本研究ではプログラミング教育のねらいを達成できる,信号機を題材とした教材の開発を行った.新たに数直線タイプのビジュアルプログラミング言語を考案し,タンジブルなインタフェースである信号ブロックを用いた,プログラミング的思考を学ぶことを支援する教材を開発した.今後の展望は,実際の教育現場での利用を目指すことである.児童が小学校で本教材を活用することで,プログラミング教育のねらいを達成できることが望まれる.

参考文献

[1] 文部科学省. 小学校プログラミング教育の手引(第三版). https://www.mext.go.jp/content/20200218-mxt_jogai02-100003171_002.pdf.
[2] Mitchel Resnick et al.
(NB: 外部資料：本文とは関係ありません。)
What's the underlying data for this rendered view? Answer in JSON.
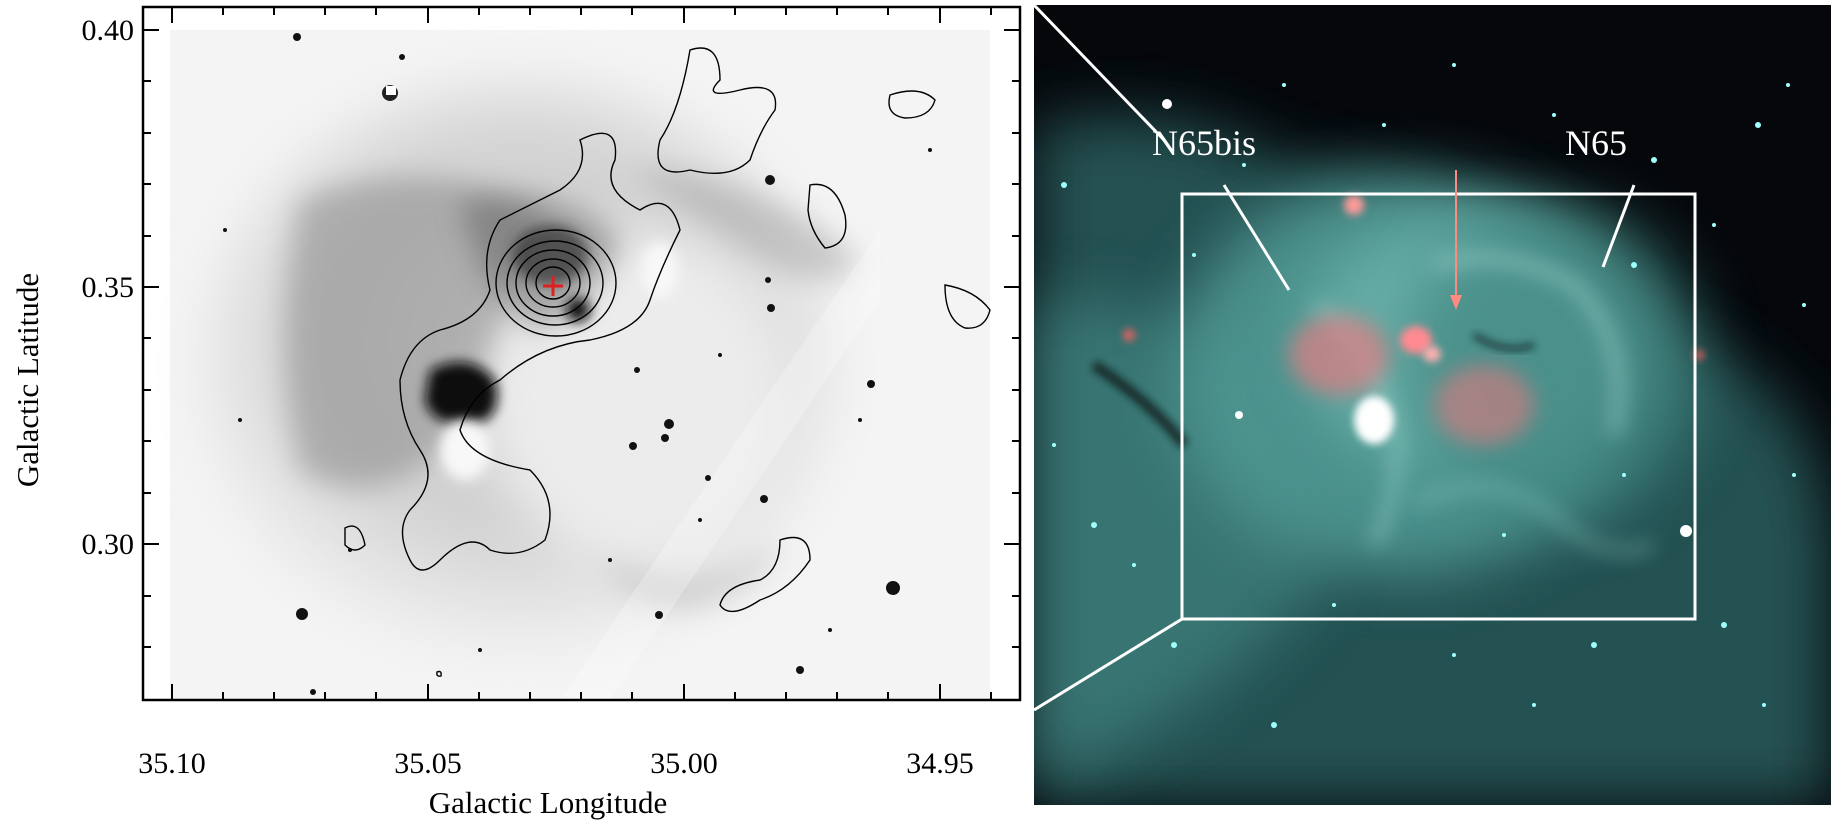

Scratch: Programming for all.Communications of the ACM, Vol. 52, No. 11, pp. 60–67,2009.
[3] e craft. embot. https://www.embot.jp/.
[4] 間辺広樹ら. 小学生向けプログラミング学習教材「まなべー」の開発と教育効果. 情報処理学会研究報告, Vol.2015-CE-131, No. 6, pp. 1–8, 2015.
[5] 小原楓ら. 操作カードによるプログラミング体験システムの開発と評価. 情報処理学会研究報告, Vol. 2016-CE-133, No. 1, pp. 1–8, 2016.
[6] 石井裕. 仮想と現実の融合:3. タンジブル・ビット-情報と物理世界を融合する,新しいユーザ・インタフェース・デザイン-. 情報処理, Vol. 43, No. 3, pp. 222–229,2016.